Je ne crois pas en la capacité des partis politiques à construire la démocratie

Ce sujet n’est pas pour plaire à tout le monde. Mais pourquoi continuer à entretenir le silence sur une question qui semble au cœur même de l’imbroglio politique togolais du moment ? Je ne veux pas parler de la compétence des leaders des partis politiques togolais. Je ne suis pas intéressé non plus par leur bilan politique, quoique insignifiant. Le problème est que les partis politiques ont réussi à annihiler la capacité du peuple togolais à s’organiser (autrement) pour arracher la démocratie. Je veux simplement donner deux raisons qui vont vous convaincre. La première est qu’au lendemain du soulèvement populaire d’octobre 1990, nous avions réussi à bousculer sérieusement la dictature en place grâce aux mouvements sociaux. S’il y a eu une conférence nationale, c’est parce que le peuple dans ses diverses composantes l’avait exigée et en avait payé le prix. Par contre la gestion calamiteuse de ces assises et de la transition qui a suivi a été du ressort exclusif des partis. Il en était né des dizaines… Le deuxième exemple se rapporte à la gestion de la crise née de la mort d’Eyadema et de la mobilisation populaire pour le retour à la légalité constitutionnelle. Le Collectif de l’opposition a monopolisé cette mobilisation, traitant la société civile et la diaspora comme une quantité négligeable. Mais au fond, s’il y a eu une mobilisation de cette ampleur, ce n’était pas à l’actif des machines des partis. C’était le travail à la fois informel et structuré des organisations de base en relation avec une partie de la société civile organisée.

Les partis politiques togolais sont prêts à se saborder. Le dialogue est devenu la nouvelle aubaine devant laquelle les partis, même ceux qui paraissaient les plus crédibles sont prêts à se compromettre. Ils n’ont pas tort du reste. A voir les choses de prêt, ils n’ont plus d’autre alternative. Aussi curieux que cela puisse paraître, ces formations politiques ont été créées pour fonctionner dans un système politique pluraliste ouvert, transparent et démocratique ; ce qui n’est pas le cas du Togo. A plusieurs reprises, le peuple dupé a voulu concrétiser sa légitime aspiration à la liberté par le biais des urnes. Il a échoué. Alors on est en droit de se demander comment les partis pourront-ils obtenir par le dialogue ce qu’ils n’ont su avoir par les élections, leur unique mode d’expression en matière de conquête du pouvoir. A moins que la démocratie ne soit pas leur revendication, je crois sincèrement que les partis politiques et leurs dirigeants doivent démissionner de ce combat.

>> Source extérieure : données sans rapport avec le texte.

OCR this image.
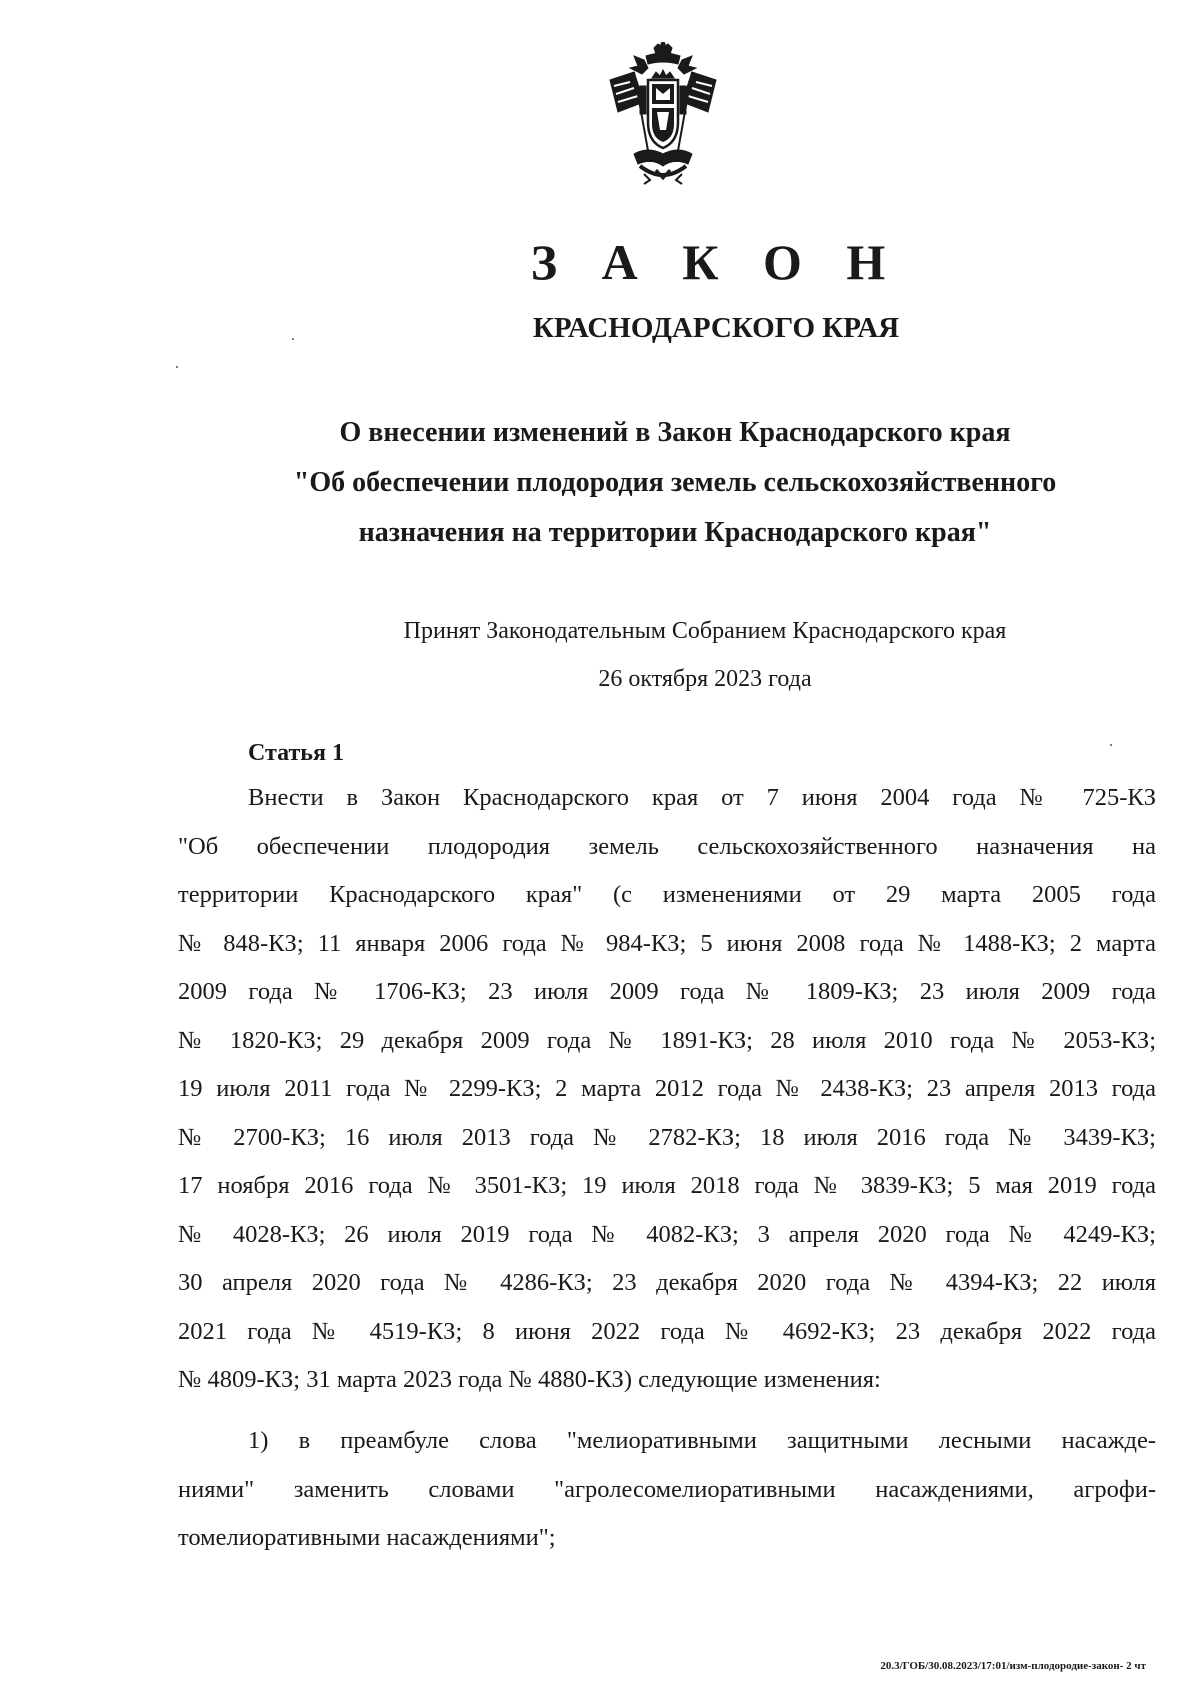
З А К О Н
КРАСНОДАРСКОГО КРАЯ
О внесении изменений в Закон Краснодарского края
"Об обеспечении плодородия земель сельскохозяйственного
назначения на территории Краснодарского края"
Принят Законодательным Собранием Краснодарского края
26 октября 2023 года
Статья 1
Внести в Закон Краснодарского края от 7 июня 2004 года № 725-КЗ
"Об обеспечении плодородия земель сельскохозяйственного назначения на
территории Краснодарского края" (с изменениями от 29 марта 2005 года
№ 848-КЗ; 11 января 2006 года № 984-КЗ; 5 июня 2008 года № 1488-КЗ; 2 марта
2009 года № 1706-КЗ; 23 июля 2009 года № 1809-КЗ; 23 июля 2009 года
№ 1820-КЗ; 29 декабря 2009 года № 1891-КЗ; 28 июля 2010 года № 2053-КЗ;
19 июля 2011 года № 2299-КЗ; 2 марта 2012 года № 2438-КЗ; 23 апреля 2013 года
№ 2700-КЗ; 16 июля 2013 года № 2782-КЗ; 18 июля 2016 года № 3439-КЗ;
17 ноября 2016 года № 3501-КЗ; 19 июля 2018 года № 3839-КЗ; 5 мая 2019 года
№ 4028-КЗ; 26 июля 2019 года № 4082-КЗ; 3 апреля 2020 года № 4249-КЗ;
30 апреля 2020 года № 4286-КЗ; 23 декабря 2020 года № 4394-КЗ; 22 июля
2021 года № 4519-КЗ; 8 июня 2022 года № 4692-КЗ; 23 декабря 2022 года
№ 4809-КЗ; 31 марта 2023 года № 4880-КЗ) следующие изменения:
1) в преамбуле слова "мелиоративными защитными лесными насажде-
ниями" заменить словами "агролесомелиоративными насаждениями, агрофи-
томелиоративными насаждениями";
20.3/ГОБ/30.08.2023/17:01/изм-плодородие-закон- 2 чт
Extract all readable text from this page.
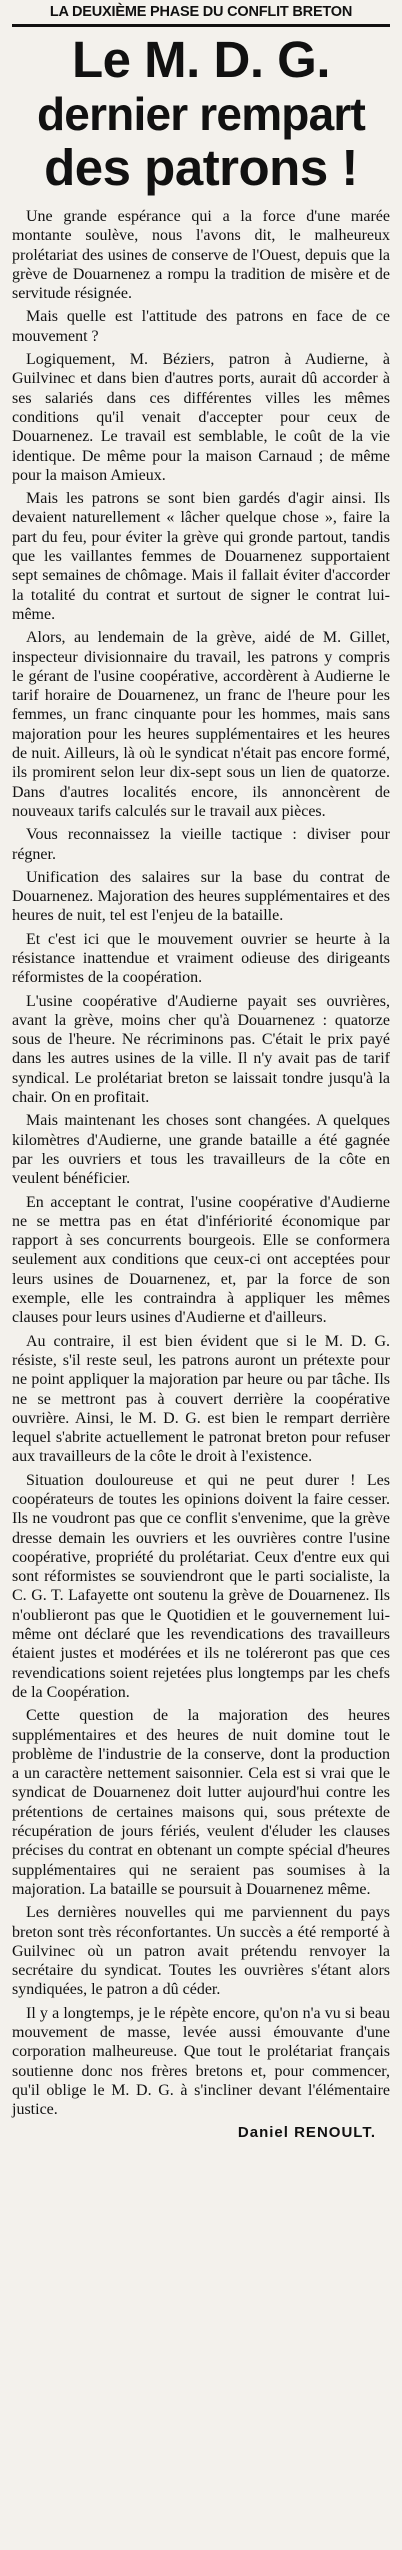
LA DEUXIÈME PHASE DU CONFLIT BRETON
Le M. D. G.
dernier rempart
des patrons !

Une grande espérance qui a la force d'une marée montante soulève, nous l'avons dit, le malheureux prolétariat des usines de conserve de l'Ouest, depuis que la grève de Douarnenez a rompu la tradition de misère et de servitude résignée.

Mais quelle est l'attitude des patrons en face de ce mouvement ?

Logiquement, M. Béziers, patron à Audierne, à Guilvinec et dans bien d'autres ports, aurait dû accorder à ses salariés dans ces différentes villes les mêmes conditions qu'il venait d'accepter pour ceux de Douarnenez. Le travail est semblable, le coût de la vie identique. De même pour la maison Carnaud ; de même pour la maison Amieux.

Mais les patrons se sont bien gardés d'agir ainsi. Ils devaient naturellement « lâcher quelque chose », faire la part du feu, pour éviter la grève qui gronde partout, tandis que les vaillantes femmes de Douarnenez supportaient sept semaines de chômage. Mais il fallait éviter d'accorder la totalité du contrat et surtout de signer le contrat lui-même.

Alors, au lendemain de la grève, aidé de M. Gillet, inspecteur divisionnaire du travail, les patrons y compris le gérant de l'usine coopérative, accordèrent à Audierne le tarif horaire de Douarnenez, un franc de l'heure pour les femmes, un franc cinquante pour les hommes, mais sans majoration pour les heures supplémentaires et les heures de nuit. Ailleurs, là où le syndicat n'était pas encore formé, ils promirent selon leur dix-sept sous un lien de quatorze. Dans d'autres localités encore, ils annoncèrent de nouveaux tarifs calculés sur le travail aux pièces.

Vous reconnaissez la vieille tactique : diviser pour régner.

Unification des salaires sur la base du contrat de Douarnenez. Majoration des heures supplémentaires et des heures de nuit, tel est l'enjeu de la bataille.

Et c'est ici que le mouvement ouvrier se heurte à la résistance inattendue et vraiment odieuse des dirigeants réformistes de la coopération.

L'usine coopérative d'Audierne payait ses ouvrières, avant la grève, moins cher qu'à Douarnenez : quatorze sous de l'heure. Ne récriminons pas. C'était le prix payé dans les autres usines de la ville. Il n'y avait pas de tarif syndical. Le prolétariat breton se laissait tondre jusqu'à la chair. On en profitait.

Mais maintenant les choses sont changées. A quelques kilomètres d'Audierne, une grande bataille a été gagnée par les ouvriers et tous les travailleurs de la côte en veulent bénéficier.

En acceptant le contrat, l'usine coopérative d'Audierne ne se mettra pas en état d'infériorité économique par rapport à ses concurrents bourgeois. Elle se conformera seulement aux conditions que ceux-ci ont acceptées pour leurs usines de Douarnenez, et, par la force de son exemple, elle les contraindra à appliquer les mêmes clauses pour leurs usines d'Audierne et d'ailleurs.

Au contraire, il est bien évident que si le M. D. G. résiste, s'il reste seul, les patrons auront un prétexte pour ne point appliquer la majoration par heure ou par tâche. Ils ne se mettront pas à couvert derrière la coopérative ouvrière. Ainsi, le M. D. G. est bien le rempart derrière lequel s'abrite actuellement le patronat breton pour refuser aux travailleurs de la côte le droit à l'existence.

Situation douloureuse et qui ne peut durer ! Les coopérateurs de toutes les opinions doivent la faire cesser. Ils ne voudront pas que ce conflit s'envenime, que la grève dresse demain les ouvriers et les ouvrières contre l'usine coopérative, propriété du prolétariat. Ceux d'entre eux qui sont réformistes se souviendront que le parti socialiste, la C. G. T. Lafayette ont soutenu la grève de Douarnenez. Ils n'oublieront pas que le Quotidien et le gouvernement lui-même ont déclaré que les revendications des travailleurs étaient justes et modérées et ils ne toléreront pas que ces revendications soient rejetées plus longtemps par les chefs de la Coopération.

Cette question de la majoration des heures supplémentaires et des heures de nuit domine tout le problème de l'industrie de la conserve, dont la production a un caractère nettement saisonnier. Cela est si vrai que le syndicat de Douarnenez doit lutter aujourd'hui contre les prétentions de certaines maisons qui, sous prétexte de récupération de jours fériés, veulent d'éluder les clauses précises du contrat en obtenant un compte spécial d'heures supplémentaires qui ne seraient pas soumises à la majoration. La bataille se poursuit à Douarnenez même.

Les dernières nouvelles qui me parviennent du pays breton sont très réconfortantes. Un succès a été remporté à Guilvinec où un patron avait prétendu renvoyer la secrétaire du syndicat. Toutes les ouvrières s'étant alors syndiquées, le patron a dû céder.

Il y a longtemps, je le répète encore, qu'on n'a vu si beau mouvement de masse, levée aussi émouvante d'une corporation malheureuse. Que tout le prolétariat français soutienne donc nos frères bretons et, pour commencer, qu'il oblige le M. D. G. à s'incliner devant l'élémentaire justice.

Daniel RENOULT.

Les enjeux de la démocratisation du Togo restent constants. Tout comme il a été démontré que les élections truquées ne résoudront pas la crise politique, il faut admettre que les associations politiques ne sont pas habilitées à apporter aux Togolais la démocratie qu’ils méritent. Aucun accord politique ne peut valablement remettre en cause les soubassements du régime contre lequel s’établira le nouvel ordre politique. Car la démocratisation au Togo s’entend inévitablement d’une remise en cause systématique des hommes et de leurs pratiques.

Il faut repartir sur les bases des revendications citoyennes qui fondent le mouvement démocratique togolais. Les forces citoyennes du pays et de la diaspora doivent pouvoir imaginer et porter le projet de libération qui fera lever chez nous le soleil du renouveau. Si un tel courant arrive à triompher au sein de nos différents groupes de réflexion, il est sûr que les partis réellement démocratiques – du point de vue de l’engagement – se rallieront à la dynamique. Cette force, nous la puiserons dans la société civile et au sein de la diaspora. Elle ne peut opérer que si les Togolais se départissent de cet ego flagorneur qui a toujours annihilé nos initiatives. C’est-à-dire que ni Dany ni Abalo n’auront le droit, quelle que soit la pertinence de leur position ou de leurs idées, de revendiquer quelque privilège qui ne leur est attribué et reconnu au regard des règles qui gouvernent l’ensemble. En terme clair, nos actions tendent à devenir illisibles et inefficaces parce que nous sommes trop pressés d’être reconnus leaders. Il y a trop peu de citoyens engagés qui sont dépourvus de projet innovant dont la réalisation va par delà leur personne. Je suis personnellement perdu quand je vois tant de « libérateurs du Togo » dont on ne voit guère le sens ni la portée de l’action.

En contournant la barrière des partis, il est possible de remodeler notre lutte de libération, avec plus de chance de succès.